The venue was the labour club in Northampton, which threatened to have no nearby parking, which was mental. However, a bit of trailing around the streets which seemed to fit the word "North" in the name of the place, though it's fairly southern to my "born in Yorkshire" viewpoint, and I found a parking space and went into the venue.
I went through the usual routine. It's pretty much the same thing every time. There's a change of trousers. There's a diet coke to be bought. A guitar is either tuned, or left at "probably sounds ok". There's some faffing with a jack lead. Basically, the ritual unfolds in some sort of order.
Before I go on (and sometimes after) some people go onto the stage and try to interact with the group mind. I stand around, try to enjoy the entertainment, and get a feel for who the group is and what I'm going to have to do to entertain them. Then I go onto the stage and wing it. That's the thing. I wing it. Yet, I also pretty much do the same old hoohah each time. Somehow, though, I try to convince myself that I'm making it up as I go along. This is especially believable with some of the routines where I can't actually remember the words and so have to think about what I'm saying. I know what I'm meant to be saying, but getting the words out accurately is demanding and so, and this is the good bit, it keeps me in the moment.
I had a nice time tonight. There was a guy filming it, so there may be some clips I can use on the net. There was a spirited audience, and that always helps. Then there was me.
I'm not 100% well. At the moment, my cold has blocked my nose and reduced my lung capacity a little. The singing is just about ok, but my voice is getting more tender. I have a nice throat thing going on, which sounds gruff and sexy, but it's not really how I'm meant to sound. I need to recover a bit. Another late night is probably not the cure...
But I can't help it. Even if I'd gotten home at 11, I'd still be up now. This is where my body clock is adjusted and I can't stop myself from doing stuff at night. Plus, I rather like driving about the place being a silly ass. I rather like the bizarre life I lead. So, I'll take my Berocca and Echinacea - despite a recent barrage of articles suggesting that they're just placebos (I know they're placebos, that's why I'm taking them) and I'll plough on through. Ploughing on through is what I'm good at. I should have been a plough-on-through-man. I could have invented a special sort of lunch with chutney, cheese, and a lot of wasted diesel.
This is how my life ticks on by, and it's not a bad life.
But there are darker moments. I was convinced that I was about to hit a deer or some such on the road. I was looking at my sat nav - momentarily - and when I returned my eyes to the road, where they really do live while I'm driving, I saw a yellowy beige object wibbly wobbling itself around the right of my car. I instinctively swerved to the left, but simultaneously, my instinct not to run out of road kicked in, and I started to track my road position and be prepared to take the hit on the right if I had to steer back.
Nothing hit anything.
I got a shot of adrenaline and a sense of wondering what it was that I dodged, but I have no idea and no evidence of what it could have been.
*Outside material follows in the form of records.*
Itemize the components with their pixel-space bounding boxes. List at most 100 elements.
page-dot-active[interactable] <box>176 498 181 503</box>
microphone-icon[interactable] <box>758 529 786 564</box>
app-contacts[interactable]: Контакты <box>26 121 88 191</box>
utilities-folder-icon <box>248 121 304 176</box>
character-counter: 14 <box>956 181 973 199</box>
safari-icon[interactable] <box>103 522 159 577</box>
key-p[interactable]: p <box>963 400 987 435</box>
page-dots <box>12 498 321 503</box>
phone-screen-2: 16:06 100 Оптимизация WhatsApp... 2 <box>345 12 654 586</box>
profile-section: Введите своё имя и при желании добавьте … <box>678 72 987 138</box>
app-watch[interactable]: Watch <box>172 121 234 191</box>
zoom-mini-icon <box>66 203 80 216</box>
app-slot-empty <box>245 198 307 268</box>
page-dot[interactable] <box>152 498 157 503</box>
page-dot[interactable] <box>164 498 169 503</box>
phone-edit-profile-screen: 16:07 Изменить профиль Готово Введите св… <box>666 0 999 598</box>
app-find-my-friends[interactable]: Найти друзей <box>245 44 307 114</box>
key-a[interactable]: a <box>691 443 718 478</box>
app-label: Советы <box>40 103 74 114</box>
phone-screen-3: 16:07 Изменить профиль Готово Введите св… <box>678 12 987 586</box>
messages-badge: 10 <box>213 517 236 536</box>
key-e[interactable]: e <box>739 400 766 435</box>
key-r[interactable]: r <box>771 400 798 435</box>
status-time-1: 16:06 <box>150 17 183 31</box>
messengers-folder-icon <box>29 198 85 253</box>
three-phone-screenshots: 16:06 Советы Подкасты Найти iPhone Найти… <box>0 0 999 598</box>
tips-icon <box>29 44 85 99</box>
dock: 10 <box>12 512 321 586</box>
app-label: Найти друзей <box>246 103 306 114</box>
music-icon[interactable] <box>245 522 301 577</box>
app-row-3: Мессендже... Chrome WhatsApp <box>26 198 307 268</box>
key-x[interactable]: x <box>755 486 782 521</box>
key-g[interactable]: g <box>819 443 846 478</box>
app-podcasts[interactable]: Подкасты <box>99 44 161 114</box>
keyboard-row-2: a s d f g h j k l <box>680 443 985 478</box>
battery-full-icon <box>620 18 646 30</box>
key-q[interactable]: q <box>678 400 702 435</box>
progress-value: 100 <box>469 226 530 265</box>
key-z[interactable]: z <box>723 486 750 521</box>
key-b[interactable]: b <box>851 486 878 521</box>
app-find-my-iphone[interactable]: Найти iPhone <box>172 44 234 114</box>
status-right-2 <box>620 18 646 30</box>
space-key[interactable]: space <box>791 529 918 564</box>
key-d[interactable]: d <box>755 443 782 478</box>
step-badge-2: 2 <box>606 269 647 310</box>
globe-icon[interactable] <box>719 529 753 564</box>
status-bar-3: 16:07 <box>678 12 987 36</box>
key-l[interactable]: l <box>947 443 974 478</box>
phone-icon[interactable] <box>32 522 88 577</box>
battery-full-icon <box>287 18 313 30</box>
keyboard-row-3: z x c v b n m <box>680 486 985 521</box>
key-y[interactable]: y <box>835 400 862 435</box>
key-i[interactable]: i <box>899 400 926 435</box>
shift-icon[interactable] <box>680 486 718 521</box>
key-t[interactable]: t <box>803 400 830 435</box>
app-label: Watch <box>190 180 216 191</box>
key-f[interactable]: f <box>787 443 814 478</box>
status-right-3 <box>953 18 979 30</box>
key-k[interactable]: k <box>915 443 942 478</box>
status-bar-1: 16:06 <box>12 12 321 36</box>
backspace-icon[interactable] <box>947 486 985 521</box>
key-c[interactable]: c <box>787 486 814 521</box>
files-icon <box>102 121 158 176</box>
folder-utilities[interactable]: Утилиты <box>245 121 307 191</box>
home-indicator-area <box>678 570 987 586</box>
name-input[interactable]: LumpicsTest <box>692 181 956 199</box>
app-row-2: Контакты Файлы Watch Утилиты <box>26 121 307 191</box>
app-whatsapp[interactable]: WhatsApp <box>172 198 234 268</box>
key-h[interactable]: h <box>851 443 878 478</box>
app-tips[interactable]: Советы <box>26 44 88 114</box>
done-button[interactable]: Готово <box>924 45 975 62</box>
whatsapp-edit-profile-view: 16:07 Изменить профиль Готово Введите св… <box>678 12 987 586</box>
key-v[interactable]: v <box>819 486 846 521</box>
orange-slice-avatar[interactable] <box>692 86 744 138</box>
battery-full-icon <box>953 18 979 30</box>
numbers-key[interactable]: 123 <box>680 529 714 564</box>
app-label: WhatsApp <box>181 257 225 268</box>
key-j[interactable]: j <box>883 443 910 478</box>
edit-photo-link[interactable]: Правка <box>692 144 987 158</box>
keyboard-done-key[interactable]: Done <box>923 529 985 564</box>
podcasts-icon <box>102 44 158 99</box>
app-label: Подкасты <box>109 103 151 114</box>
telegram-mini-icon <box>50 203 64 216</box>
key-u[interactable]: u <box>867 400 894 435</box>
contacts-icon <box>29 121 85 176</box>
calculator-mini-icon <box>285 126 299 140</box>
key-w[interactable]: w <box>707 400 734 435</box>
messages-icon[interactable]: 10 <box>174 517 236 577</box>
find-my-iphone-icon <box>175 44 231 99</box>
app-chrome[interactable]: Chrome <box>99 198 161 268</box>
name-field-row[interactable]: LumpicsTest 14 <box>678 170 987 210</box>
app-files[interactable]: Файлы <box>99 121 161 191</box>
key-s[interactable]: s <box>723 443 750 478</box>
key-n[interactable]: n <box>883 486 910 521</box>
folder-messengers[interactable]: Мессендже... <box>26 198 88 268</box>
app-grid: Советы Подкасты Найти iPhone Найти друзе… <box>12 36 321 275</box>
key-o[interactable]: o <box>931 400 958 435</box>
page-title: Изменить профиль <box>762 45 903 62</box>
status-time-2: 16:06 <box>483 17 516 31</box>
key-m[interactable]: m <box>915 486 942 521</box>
In fairness to me, I doubt I would have had any notice of whatever it was since I think my eyes returned to the road before the headlights of my car picked out this figure... which might have been a bit of cloth blowing down the road. Who knows?
It's a good journey if you can safely walk out of the car at its end. I'm fine and I've had a good night. That's the result of all my post-work behaviour. I reckon I'm getting good value out of life at the moment.